7-Carta

Pasaron varios días sin que se mostrase en el calabozo de nuevo, había estado logrando su cometido de conseguir el permiso para bajar esta vez de forma "legal" a visitar al prisionero. Persiguió al doctor, adulando un poco, explicándole sus motivos sinceros, hablando sobre la misericordia que debían de guardar todos en nombre de Odín hacia un viejo camarada. Y sobre el típico errar de los humanos. Era bueno hablando sin duda, Andreas, el doctor de la corte, de sonrisa suave y modales educados, termino por aceptar su ofrecimiento de ayuda. Entregándole el mismo lo que el traidor comería, y recordándole que de todos modos, el mismo pasaría mas tarde.

"Tal vez necesite ver otra cara" fueron sus palabras, el doctor consideraba que si de continuar de aquella manera, Sigmund terminaría muriéndose de hambre o depresión.

Claro, lo que no sabia este agradable doctor, es que el ya lo había visitado, y había logrado que comiese.

Varios pasos se hicieron escuchar por el pasillo, el pelirrojo en cuestión venia seguido de un guardia, aburrido seguramente, ya que el mismo Andreas había escrito una carta de su puño y letra para que este pasase sin problemas. Pero nada que el aspirante a God robe no supiese quitarse de encima. — Ya te dije, que el medico me envió ¿quieres ver la nota de nuevo? —Sonrió ahora mientras se posaba enfrente de la celda que buscaba y se dirigió al guardia— pero ya que estas con esta fatiguilla, ¿Por qué no vas a preguntarle tu mismo a Andreas? — Algo que seguramente molestaría al medico si este sobre todo se hallaba ocupado.

El guardia trato de intimidarlo y con un claro tono de fastidio, el otro lo empujo con dos dedos en su pecho— Puedes largarte—

Ahora mas que recuperado, pero debía de mantener la fachada y asi no levantar sospechas. Mientras todos tomaban su descanso trataba de ejercitarse como se lo permitía las cadenas. Atento a la charla que se llevaba afuera, aguardo que se fuese el ajeno.

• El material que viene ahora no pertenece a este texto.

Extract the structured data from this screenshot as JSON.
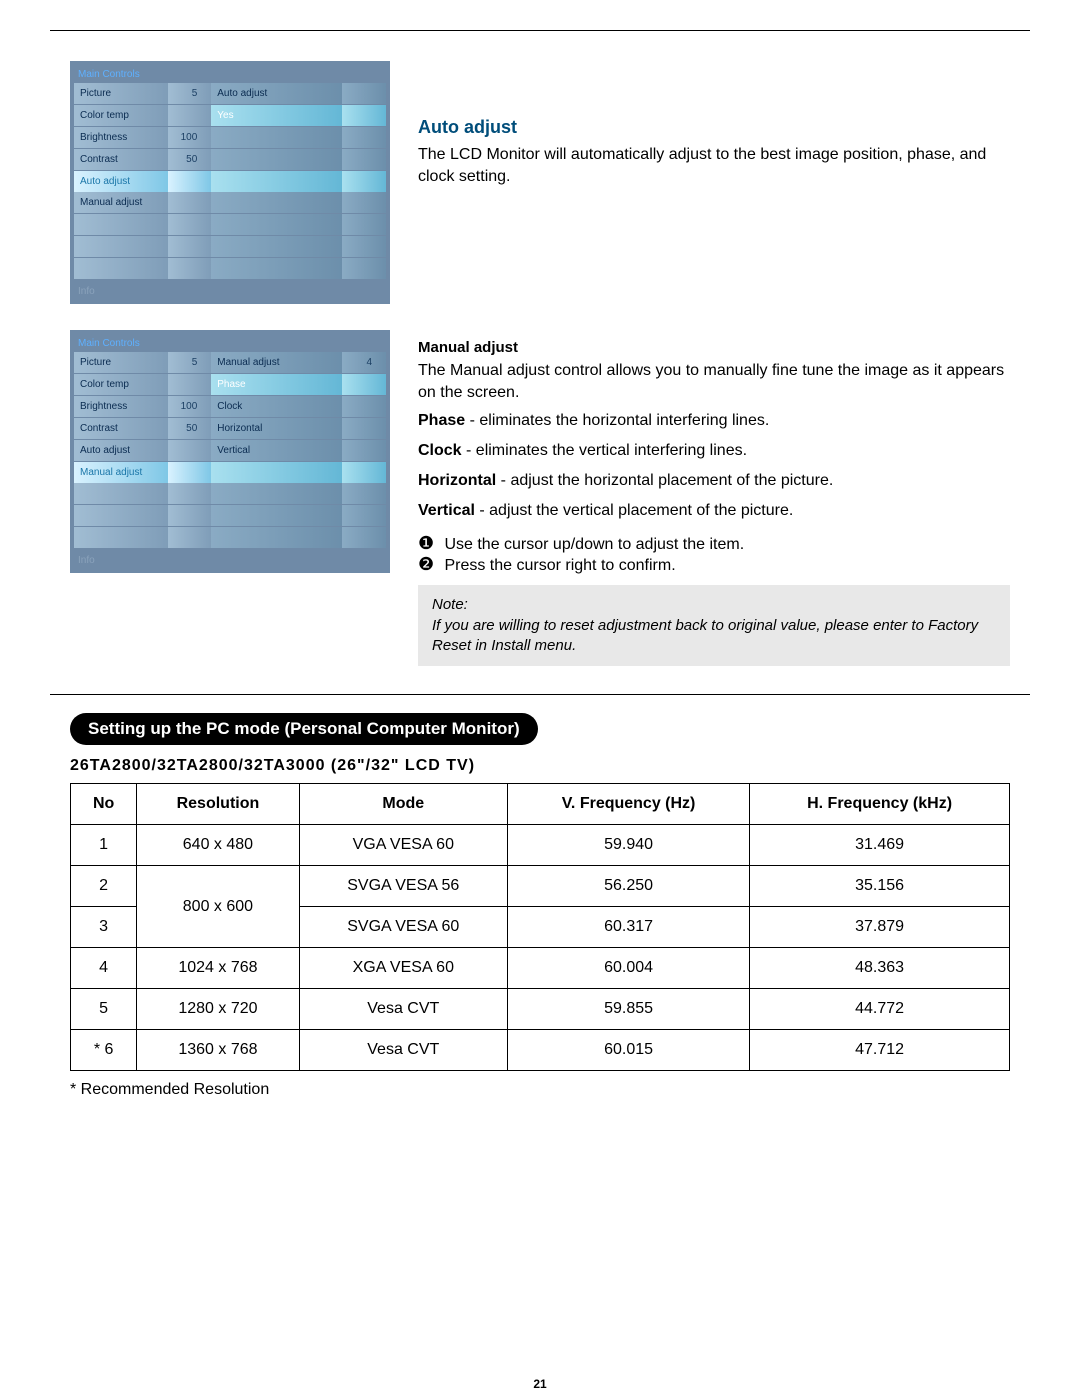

Ironizando con una mirada se dirigió a su cómplice—¿Necesitas ayuda con los chicos? —

—No te preocupes, esta comiendo de mi mano—como el truco maestro que un mago se guarda bajo la manga, deslizo por la reja un delicado sobre de papel.

La carta de Siegfried.

—Alberich estuvo todo el día detrás de tu hermano, pero apenas logre decírselo, no tardo ni dos minutos en escribirte esa carta—

— ¿Y que se supone que quiere Alberich de mi hermano? — soltó un pequeño gruñido mientras se acercaba para tomarla. Entre sus dedos la examino y volvió a verle— ¿la leíste? —

Se encogía de hombros sin darle mucha importancia a las palabras que recitaría—No lo se, quiere matarlo, quiere sexo, quiere sexo y luego matarlo, o matarlo y luego sexo….aun que dudo que sea necrofilico —Agrego con su agrio humor y señalo sin ofenderse el sello de cera roja con el escudo de armas de la familia de estos—Tiene el sello de Siegfried para que lo compruebes—

Si con esa broma pretendía tranquilizarlo había fallado rotundamente. Confiaría en el criterio de su hermano, exceptuando cuando se trataba de Hilda. Dejaría descansar su fe en lo que este haría y en su forma de hacerlo. No retraso el momento, y sin miramientos rompió el sello y se dedico a leer al fin.

Con cautela, detenido en su propio tiempo, advirtió que nadie mas vendría y le enseño que traía buena comida, jamón ahumado, un queso que se veía tierno sobre todo sabroso, y pan, rico pan tradicional. Junto a una botella de agua. Al fondo, imperceptible, un estuche de ajedrez descansaba; esperando por salir.

—Cambie la comida de camino— por que no se fiaba de nadie, incluso del medico.

— ¿Porque hiciste eso? ¿No fue peligroso? — Dejando todas sus conjeturas y preguntando directamente, siendo mas abierto, y hasta mostrándose preocupado por el. Mirándole un rato y agachando la mirada hasta la canasta al fin— que lujo para un simple traidor —

— No confió... traía vino, ¿y si había algo en ello? podrían dormirte y sacarte de aquí, al final...nadie revisa esta cesta — Era una posibilidad que no podía descartar.